The underseas cable connections were disrupted off Egypt's northern coast on Wednesday, affecting internet access in the Gulf and south Asia.

India's booming outsourcing industry, which provides a range of back-office services like insurance claims processing and customer support to overseas clients over the internet, played down the disruption, saying it had back-up plans in place.

Rajesh Chharia, president of the Internet Service Providers' Association of India, said service providers were diverting Internet traffic to ensure there was no disruption in services.

"I would say 70 to 80 per cent of the Internet services are operating normally now. It will take about a week to bring the services back to normal," Chharia said. "Though we will continue to see some latency, there won't be any choking in Internet access that we saw in the last couple of days."

He said cable repair ships had already been sent to fix the breaches, which are in segments of two intercontinental cables known as SEA-ME-WE-4 and FLAG.

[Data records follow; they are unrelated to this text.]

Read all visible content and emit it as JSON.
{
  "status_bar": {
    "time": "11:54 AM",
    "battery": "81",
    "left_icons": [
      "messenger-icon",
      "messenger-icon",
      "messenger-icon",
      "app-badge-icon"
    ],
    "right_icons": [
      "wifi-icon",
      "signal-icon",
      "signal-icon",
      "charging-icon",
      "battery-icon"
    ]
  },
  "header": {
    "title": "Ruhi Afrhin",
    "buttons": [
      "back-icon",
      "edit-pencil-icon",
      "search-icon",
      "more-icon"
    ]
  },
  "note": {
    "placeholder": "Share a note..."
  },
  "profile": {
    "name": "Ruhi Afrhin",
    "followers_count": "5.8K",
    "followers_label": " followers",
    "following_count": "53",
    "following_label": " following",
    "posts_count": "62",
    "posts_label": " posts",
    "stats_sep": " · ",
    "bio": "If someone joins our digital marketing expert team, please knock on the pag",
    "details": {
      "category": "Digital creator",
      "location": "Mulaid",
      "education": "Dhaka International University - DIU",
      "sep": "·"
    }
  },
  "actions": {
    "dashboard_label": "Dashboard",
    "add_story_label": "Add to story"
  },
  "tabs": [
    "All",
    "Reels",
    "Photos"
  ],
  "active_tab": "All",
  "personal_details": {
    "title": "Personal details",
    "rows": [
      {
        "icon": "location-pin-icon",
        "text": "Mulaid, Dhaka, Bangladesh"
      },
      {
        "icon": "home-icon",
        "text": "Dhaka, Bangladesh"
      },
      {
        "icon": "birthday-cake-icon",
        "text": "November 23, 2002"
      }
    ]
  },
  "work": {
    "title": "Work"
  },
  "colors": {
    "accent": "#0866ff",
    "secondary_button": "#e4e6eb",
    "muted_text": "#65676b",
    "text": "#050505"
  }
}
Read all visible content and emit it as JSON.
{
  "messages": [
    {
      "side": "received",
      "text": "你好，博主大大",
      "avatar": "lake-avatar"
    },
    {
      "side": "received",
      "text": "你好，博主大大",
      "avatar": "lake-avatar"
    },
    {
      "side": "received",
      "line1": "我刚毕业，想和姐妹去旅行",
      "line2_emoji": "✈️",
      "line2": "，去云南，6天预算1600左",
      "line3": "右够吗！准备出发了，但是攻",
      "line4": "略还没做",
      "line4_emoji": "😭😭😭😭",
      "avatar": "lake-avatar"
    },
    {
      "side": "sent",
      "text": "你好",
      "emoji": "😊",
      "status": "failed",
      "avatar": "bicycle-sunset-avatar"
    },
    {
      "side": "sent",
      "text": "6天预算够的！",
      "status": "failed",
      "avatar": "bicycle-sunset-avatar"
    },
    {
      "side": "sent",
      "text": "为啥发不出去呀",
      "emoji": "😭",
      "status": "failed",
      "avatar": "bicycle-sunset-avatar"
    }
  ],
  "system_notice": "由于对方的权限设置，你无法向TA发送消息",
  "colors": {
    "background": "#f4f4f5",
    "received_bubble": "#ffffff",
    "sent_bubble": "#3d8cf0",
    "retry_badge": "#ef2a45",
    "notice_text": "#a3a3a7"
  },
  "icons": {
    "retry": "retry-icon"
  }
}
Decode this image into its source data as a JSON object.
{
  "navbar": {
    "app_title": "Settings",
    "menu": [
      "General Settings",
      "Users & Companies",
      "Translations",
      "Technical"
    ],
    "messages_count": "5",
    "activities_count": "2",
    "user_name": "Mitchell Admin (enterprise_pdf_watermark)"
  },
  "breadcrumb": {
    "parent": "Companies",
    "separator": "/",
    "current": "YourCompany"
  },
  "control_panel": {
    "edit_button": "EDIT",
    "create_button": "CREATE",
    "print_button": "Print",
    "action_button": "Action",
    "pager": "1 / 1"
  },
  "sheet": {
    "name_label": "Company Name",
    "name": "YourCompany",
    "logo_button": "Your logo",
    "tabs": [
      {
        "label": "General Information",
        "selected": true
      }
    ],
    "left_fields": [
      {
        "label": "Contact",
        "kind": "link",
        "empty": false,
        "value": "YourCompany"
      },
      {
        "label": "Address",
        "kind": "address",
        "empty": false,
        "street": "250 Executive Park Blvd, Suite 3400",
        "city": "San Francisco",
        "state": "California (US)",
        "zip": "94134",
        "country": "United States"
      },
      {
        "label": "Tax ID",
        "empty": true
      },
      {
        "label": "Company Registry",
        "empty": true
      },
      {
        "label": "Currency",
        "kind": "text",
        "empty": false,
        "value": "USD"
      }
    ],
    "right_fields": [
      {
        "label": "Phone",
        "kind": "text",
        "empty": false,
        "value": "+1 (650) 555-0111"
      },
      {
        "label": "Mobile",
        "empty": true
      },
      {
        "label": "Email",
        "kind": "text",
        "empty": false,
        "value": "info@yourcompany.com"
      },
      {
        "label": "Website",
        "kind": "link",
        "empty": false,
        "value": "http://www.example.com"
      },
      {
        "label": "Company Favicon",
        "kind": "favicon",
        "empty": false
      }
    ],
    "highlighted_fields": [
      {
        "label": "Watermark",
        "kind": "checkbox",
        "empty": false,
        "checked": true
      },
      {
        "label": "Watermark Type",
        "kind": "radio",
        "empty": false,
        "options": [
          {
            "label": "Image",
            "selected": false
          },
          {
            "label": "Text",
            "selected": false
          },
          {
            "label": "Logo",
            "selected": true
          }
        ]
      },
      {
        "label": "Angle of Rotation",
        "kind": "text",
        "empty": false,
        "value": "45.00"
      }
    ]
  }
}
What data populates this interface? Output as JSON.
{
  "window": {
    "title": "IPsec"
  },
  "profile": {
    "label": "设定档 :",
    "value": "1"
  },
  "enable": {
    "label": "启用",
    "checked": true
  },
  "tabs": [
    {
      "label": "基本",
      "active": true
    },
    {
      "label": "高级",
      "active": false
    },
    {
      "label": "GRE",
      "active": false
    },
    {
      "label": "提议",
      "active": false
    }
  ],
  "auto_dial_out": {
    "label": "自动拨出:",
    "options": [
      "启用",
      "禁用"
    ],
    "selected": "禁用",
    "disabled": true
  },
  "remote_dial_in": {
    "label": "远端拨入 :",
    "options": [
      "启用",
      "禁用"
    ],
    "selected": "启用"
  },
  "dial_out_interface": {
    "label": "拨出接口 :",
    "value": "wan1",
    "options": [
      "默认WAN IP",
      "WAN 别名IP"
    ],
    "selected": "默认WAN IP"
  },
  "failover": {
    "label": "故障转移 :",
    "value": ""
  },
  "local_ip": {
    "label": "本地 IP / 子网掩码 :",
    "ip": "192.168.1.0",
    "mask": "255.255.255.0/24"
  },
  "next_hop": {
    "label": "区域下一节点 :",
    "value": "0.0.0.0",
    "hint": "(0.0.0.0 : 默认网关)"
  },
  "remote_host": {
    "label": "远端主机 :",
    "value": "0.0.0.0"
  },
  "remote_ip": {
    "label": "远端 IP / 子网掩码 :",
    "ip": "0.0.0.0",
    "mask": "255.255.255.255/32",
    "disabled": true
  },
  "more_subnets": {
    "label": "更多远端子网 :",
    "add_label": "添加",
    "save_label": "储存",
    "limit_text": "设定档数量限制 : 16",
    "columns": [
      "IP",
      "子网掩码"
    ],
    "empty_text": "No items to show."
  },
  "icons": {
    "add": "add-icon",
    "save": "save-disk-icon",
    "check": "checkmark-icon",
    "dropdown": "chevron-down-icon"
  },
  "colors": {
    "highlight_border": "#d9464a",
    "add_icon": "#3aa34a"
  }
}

A spokesman for FLAG in Mumbai has declined comment on the state of restoration of operations but Punit Garg, chief executive officer of FLAG Telecom, said on Thursday the cable breaks would not cause any revenue loss to the company.

"Where the cable cut has happened, we are building a new cable over there, which is the FLAG Med-iterranean cable, which will connect Egypt to France," Garg told an investor conference call.

"So in future we will see that FLAG will have a fully redundant and resilient network... For our enterprise customers, that [connectivity] is being taken care through the restoration on other alternate hubs."

FLAG is a wholly-owned subsidiary of India's No 2 mobile operator Reliance Communications and it operates a cable network of 65,000 route kilometres connecting the US, Europe, Middle East and Asia.

Restoration

"Connectivity has been restored to a large number of our customers," said a spokesman for Videsh Sanchar Nigam Ltd, an internet service provider.

Officials at outsourcing firms in India said many had alternate networks and traffic was routed to a different link in the event of a breakdown. "We have not heard of any customer complaints so far because of this," said a spokeswoman for HCL Technologies, which offers IT solutions and back-office services.